I'm not saying that great new authors aren't out there, just that I usually hear about them long before I read their books. That's why Dale Allison's The Luminous Dusk came as a surprise--like a triple-shot Americano when you were just expecting coffee.
The world in which we live draws us away from God, and we must fight to regain the raw elements needed to encounter him: silence (internal and external), a willingness to reflect, a love for The Book, a love for reading, an instinct to push our imaginations toward the beautiful unseen.
My copy is so marked up with notes that I hardly know where to start this review. (And this being a blog, I can say that out loud. That's the beauty of blogging. You can be uncompromisingly, casually honest, about books anyway, and even include annoyingly long parenthetical notes which would not fly if you were being paid--at a per-word rate--for succinct clarity.

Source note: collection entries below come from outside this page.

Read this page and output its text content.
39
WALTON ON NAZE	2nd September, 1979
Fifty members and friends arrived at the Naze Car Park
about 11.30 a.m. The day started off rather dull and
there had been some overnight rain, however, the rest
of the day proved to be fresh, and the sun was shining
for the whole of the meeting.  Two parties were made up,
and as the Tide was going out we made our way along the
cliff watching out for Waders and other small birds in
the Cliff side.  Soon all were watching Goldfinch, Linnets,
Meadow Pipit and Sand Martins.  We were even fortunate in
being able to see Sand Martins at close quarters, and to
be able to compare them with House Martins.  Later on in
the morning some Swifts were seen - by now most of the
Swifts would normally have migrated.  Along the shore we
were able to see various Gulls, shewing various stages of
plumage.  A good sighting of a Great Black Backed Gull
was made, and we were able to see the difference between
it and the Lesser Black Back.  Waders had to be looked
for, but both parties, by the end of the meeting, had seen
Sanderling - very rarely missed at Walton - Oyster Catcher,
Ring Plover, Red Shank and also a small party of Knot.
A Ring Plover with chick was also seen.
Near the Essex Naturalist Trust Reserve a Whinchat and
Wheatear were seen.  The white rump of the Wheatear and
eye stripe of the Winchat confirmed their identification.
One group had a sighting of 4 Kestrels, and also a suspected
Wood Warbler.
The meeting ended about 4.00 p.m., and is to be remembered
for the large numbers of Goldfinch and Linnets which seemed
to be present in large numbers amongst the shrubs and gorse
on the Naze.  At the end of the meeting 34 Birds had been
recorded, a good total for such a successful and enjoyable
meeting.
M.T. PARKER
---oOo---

You can also delay your explanation of a book's content until the third or fourth paragraph if you want, which is a real faux pas for a "review.")
How about Allison's voice? I'd label him a scholar par excellence--with a very strong imagination. These two qualities are combined far less frequently than we would all like, and Allison simultaneously rocks two boats: the dry academic barge and the wildly creative skiff. They can be built into one vessel and still float, he suggests.
Allison weaves historical, literary and anecdotal evidence into his theology as if he can't help himself, and he does it brilliantly. Consider:
In the dark film The Third Man, Orson Welles's evil character looks from atop a giant Ferris wheel at the human specks below and comments that from his perspective they are small and many and accordingly worthless, so killing them would be no crime. Massive urbanization tends to breed analogous sentiments, which is perhaps one reason why murder rates are so high in the cities: there people are less valued. We need only call to mind Jack the Ripper's East End London. (13)
Ultimately, Allison's thesis seeps into the reader and becomes undeniable: The world in which we live draws us away from God, and we must fight to regain the raw elements needed to encounter him: silence (internal and external), a willingness to reflect, a love for The Book, a love for reading, an instinct to push our imaginations toward the beautiful unseen. That's the gist of the expertly-sketched theology in The Luminous Dusk. But Allison's book does much more than suggest we're living in a fledgling dystopia. He works to instill a love for what we lack. There's a sadness to his writing at times that may kindle a corresponding sorrow--and "kindle" is an appropriate word because there's a sorrow that leads to repentance, and repentance leads to spiritual life, a regaining of things lost.
The Luminous Dusk is a demanding book, but not necessarily a difficult read. Don't expect to scan it quickly. Dale Allison's chapters work as stand-alone essays as well as successive chapters in his story. There are a handful of chapters that don't share the depth and brilliance of the others, which is the only thing that keeps Dusk from the magisterial A+ level.